Ces actes nocifs et ces attaques aux droits humains et à l’environnement seraient immédiatement jugés illégaux et condamnés au Canada. Les compagnies subiraient les sanctions prévues par les lois. Certaines de ces compagnies pourraient même être déclarées totalement dans l’illégalité. Par une déclaration en quatre points, l’Église unie a demandé au gouvernement canadien, premièrement, d’obliger les compagnies minières – et les autres secteurs industriels –se conformer aux lois canadiennes, ou du moins à une réglementation s’en rapprochant, incluant des normes obligatoires et exécutoires. Deuxièmement, d’accompagner ces normes de mécanismes de contrôle efficaces, essentiels pour assurer un comportement respectueux de l’éthique à ces entreprises canadiennes. L’approche des « normes volontaires » actuelle n’est tout simplement pas satisfaisante, car aucun traité, accord officiel ou signature, ne contraint les compagnies à s’y conformer. Les deux autres points demandent au gouvernement canadien d’instaurer un mécanisme d’imputabilité de la part des compagnies et de leurs dirigeants et de se faire l’avocat de l’instauration de standards quant aux droits humains et environnementaux auprès d’institutions internationales – comme la Banque mondiale.

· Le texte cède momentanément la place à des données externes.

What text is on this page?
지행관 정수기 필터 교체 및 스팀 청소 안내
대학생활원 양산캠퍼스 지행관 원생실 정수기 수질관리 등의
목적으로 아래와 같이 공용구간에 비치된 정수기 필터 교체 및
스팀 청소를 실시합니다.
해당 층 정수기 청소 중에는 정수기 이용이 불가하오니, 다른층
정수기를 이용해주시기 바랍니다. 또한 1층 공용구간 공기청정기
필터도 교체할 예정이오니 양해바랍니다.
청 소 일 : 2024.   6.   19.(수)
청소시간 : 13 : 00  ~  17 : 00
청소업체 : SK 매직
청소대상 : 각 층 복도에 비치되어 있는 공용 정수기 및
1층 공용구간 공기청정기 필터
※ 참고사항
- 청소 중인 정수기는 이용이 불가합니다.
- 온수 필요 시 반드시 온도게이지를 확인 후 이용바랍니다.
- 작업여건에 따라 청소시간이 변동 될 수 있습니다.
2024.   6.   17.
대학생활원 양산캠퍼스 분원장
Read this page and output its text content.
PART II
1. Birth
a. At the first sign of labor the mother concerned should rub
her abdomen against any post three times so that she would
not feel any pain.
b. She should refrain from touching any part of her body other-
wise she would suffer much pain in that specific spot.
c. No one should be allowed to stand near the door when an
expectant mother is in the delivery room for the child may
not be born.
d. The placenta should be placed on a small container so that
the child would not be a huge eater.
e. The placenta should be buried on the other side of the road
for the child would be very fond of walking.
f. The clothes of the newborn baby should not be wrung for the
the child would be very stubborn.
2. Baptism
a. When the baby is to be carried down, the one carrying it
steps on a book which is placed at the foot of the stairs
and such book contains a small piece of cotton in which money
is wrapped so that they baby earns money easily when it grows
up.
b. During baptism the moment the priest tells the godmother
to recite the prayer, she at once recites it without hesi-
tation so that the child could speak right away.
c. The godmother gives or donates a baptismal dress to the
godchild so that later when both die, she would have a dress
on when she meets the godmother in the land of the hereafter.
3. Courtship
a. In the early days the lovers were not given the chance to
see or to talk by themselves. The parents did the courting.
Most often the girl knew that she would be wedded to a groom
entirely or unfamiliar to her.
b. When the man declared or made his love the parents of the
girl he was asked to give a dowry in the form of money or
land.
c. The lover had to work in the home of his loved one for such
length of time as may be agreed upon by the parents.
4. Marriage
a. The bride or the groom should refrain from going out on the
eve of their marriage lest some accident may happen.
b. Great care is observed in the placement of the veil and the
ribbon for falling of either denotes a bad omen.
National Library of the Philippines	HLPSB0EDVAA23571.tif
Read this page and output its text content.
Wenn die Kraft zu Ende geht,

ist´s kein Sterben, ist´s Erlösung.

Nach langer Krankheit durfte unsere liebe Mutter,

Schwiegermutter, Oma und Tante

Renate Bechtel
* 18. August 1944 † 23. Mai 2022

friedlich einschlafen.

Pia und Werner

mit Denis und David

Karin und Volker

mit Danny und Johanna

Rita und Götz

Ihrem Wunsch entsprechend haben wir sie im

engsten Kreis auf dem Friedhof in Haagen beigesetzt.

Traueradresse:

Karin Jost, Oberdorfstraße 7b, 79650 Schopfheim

L’autre aspect de la déclaration est la dénonciation – à la suite de la divulgation d’information crédible – d’une pratique établie de soutien consulaire aux compagnies minières œuvrant à l’étranger. Plusieurs consulats canadiens à l’étranger, en effet, fournissent de l’assistance politique et même de l’aide financière à ces compagnies minières. On y retrouve même une personne désignée à cette fonction. Ainsi, par ses impôts payés au gouvernement fédéral, c’est toute la population canadienne qui contribue aux activités nocives, dangereuses et même parfois illégales de ces compagnies.

Déjà, en 2001, l’Église unie avait tiré une première sonnette d’alarme dans le cadre de la série télévisée Spirit Connection dénonçant les impacts dévastateurs de l’exploitation minière sur les populations autochtones. Kairos (Initiatives œcuméniques canadiennes pour la justice) avait fait de même en 2004. L’Église unie revenait à la charge, en 2005, par l’envoi au gouvernement canadien d’une lettre co-signée par de nombreux partenaires de la société civile. De fréquents articles ont aussi paru dans les diverses revues de l’Église unie sur ce sujet. Ce laisser-aller des compagnies extractives et ce soutien immoral de la part du gouvernement ne peuvent plus être tolérés, car ils tournent en dérision l’engagement pour la démocratie, les droits humains et la protection de l’environnement dont se targue le Canada.